BBM is one of the reasons why, despite recent misfortunes, BlackBerry still has a firm foothold in the youth market.
The free messaging service is the ideal feature for people who can't afford large data plans and, when combined with a real QWERTY keyboard, the BlackBerry becomes the perfect smartphone for high school students.
A real keyboard means that messages can be quickly and surreptitiously touch-typed.
BBM – or BlackBerry Messenger – supports group as well as one-to-one chats and supports image and audio as well as text messages.
"For BlackBerry, messaging and collaboration are inseparable from the mobile experience, and the time is definitely right for BBM to become a multi-platform mobile service,” said Andrew Bocking, executive vice-president of Software Product Management and Ecosystem at BlackBerry.
“BBM has always been one of the most engaging services for BlackBerry customers, enabling them to easily connect while maintaining a valued level of personal privacy.
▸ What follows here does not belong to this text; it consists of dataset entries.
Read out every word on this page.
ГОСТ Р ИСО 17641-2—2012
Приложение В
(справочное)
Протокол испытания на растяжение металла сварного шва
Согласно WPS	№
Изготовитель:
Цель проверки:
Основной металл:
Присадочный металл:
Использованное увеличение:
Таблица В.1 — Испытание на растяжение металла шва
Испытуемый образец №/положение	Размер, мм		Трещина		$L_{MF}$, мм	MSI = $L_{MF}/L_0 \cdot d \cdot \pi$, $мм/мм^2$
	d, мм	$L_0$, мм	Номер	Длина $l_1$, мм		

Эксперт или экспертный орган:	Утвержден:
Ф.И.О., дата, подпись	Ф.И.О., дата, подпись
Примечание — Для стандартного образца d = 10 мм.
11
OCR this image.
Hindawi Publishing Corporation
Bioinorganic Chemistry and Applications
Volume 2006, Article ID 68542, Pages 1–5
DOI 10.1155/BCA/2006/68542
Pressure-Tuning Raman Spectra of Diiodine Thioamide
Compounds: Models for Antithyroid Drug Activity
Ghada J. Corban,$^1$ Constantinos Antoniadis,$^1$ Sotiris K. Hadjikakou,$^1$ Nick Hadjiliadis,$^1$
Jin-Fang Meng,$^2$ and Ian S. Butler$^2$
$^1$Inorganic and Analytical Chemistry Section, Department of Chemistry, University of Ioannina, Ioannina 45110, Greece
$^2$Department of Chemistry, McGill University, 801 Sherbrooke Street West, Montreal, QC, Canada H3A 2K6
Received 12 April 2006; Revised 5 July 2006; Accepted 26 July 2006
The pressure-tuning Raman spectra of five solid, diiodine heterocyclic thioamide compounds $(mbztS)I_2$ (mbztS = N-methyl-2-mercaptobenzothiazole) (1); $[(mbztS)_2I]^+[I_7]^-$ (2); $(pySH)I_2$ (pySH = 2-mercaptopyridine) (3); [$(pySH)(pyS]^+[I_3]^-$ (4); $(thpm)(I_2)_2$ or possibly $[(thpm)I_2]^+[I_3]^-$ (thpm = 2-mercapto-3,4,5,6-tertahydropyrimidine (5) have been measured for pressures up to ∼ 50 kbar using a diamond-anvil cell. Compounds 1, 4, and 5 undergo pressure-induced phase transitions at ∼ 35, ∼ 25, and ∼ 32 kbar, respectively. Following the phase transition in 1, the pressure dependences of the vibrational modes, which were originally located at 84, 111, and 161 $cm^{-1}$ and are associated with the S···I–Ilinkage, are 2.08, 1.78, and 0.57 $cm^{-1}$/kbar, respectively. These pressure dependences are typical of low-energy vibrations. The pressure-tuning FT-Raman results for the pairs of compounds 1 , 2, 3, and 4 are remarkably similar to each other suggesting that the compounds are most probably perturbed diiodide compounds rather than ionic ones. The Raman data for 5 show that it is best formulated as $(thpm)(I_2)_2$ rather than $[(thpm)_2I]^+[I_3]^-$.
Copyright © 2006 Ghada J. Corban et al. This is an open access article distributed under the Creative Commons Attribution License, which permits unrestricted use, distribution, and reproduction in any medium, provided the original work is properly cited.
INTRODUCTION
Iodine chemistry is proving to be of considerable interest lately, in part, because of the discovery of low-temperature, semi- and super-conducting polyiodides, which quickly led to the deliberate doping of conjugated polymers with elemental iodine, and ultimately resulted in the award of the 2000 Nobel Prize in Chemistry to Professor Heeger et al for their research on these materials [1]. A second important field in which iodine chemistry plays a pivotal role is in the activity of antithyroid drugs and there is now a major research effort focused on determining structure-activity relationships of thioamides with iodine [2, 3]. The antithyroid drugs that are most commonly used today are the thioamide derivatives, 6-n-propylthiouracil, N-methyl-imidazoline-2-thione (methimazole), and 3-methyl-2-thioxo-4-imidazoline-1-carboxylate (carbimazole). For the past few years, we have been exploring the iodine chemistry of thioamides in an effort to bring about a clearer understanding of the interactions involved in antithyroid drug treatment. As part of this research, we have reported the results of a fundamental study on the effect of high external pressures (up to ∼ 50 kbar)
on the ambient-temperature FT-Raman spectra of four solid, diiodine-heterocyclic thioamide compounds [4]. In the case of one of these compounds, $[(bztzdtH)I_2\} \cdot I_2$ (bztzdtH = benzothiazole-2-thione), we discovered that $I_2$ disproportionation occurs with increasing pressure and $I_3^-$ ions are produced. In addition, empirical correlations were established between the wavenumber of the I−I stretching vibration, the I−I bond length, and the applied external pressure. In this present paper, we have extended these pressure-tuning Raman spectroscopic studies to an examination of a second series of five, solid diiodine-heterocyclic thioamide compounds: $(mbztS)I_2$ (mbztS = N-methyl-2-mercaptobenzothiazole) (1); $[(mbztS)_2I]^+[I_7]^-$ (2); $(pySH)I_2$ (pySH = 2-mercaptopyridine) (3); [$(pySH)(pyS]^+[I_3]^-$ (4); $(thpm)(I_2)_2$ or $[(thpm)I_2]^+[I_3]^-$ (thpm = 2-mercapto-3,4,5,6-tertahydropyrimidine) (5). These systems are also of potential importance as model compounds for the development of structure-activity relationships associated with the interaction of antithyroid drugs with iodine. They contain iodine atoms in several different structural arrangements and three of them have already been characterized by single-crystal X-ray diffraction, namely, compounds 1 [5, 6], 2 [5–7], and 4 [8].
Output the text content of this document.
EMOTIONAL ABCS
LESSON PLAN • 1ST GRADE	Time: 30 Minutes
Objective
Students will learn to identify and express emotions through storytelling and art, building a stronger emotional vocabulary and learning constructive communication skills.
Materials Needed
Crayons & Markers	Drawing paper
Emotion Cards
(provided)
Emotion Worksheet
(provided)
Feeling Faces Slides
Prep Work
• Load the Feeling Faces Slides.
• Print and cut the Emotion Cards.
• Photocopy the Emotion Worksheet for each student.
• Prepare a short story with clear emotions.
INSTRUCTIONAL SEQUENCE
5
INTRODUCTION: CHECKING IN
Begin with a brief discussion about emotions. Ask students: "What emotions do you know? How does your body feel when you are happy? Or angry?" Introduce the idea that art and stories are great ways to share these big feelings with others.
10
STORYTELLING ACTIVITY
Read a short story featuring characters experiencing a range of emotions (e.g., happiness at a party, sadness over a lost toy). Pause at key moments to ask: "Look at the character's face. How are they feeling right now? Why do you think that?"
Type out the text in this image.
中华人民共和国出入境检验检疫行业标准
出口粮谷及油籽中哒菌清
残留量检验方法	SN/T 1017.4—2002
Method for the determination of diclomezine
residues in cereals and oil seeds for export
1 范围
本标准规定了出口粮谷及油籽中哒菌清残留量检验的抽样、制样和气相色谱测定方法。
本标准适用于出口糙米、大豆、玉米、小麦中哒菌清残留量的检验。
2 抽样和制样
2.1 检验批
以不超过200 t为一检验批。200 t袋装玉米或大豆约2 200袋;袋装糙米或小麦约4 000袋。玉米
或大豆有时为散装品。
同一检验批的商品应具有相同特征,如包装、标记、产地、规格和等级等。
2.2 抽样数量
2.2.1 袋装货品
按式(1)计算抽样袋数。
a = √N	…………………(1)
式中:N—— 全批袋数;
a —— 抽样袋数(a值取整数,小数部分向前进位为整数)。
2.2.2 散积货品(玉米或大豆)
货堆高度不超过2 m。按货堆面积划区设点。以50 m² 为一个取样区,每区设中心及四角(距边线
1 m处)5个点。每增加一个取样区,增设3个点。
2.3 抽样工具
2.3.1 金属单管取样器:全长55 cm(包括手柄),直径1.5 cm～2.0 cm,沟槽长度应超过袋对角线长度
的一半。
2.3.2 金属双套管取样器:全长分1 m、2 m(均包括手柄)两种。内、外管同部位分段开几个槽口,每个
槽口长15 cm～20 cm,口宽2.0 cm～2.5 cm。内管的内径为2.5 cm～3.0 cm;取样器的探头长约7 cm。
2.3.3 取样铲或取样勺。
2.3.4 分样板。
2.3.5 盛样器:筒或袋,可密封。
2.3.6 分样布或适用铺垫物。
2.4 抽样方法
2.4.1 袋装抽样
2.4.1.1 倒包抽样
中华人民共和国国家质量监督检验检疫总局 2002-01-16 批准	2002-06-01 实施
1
We're excited to offer iOS and Android users the possibility to join the BBM community."
However, as good as BBM is even without a real keyboard, it is no longer unique. iPhone users have iMessage for sending free text messages, and paid apps such as WhatsApp bring the same features to both iOS and Android phones for a small initial fee.
Therefore, some will argue that BlackBerry's move, though a good one, is coming two years too late.
However, by offering the app to other platforms, BlackBerry is ensuring that consumers both young and old who are tempted by BlackBerry can buy a handset, knowing that friends and family without BlackBerry devices will be able to message them free of charge.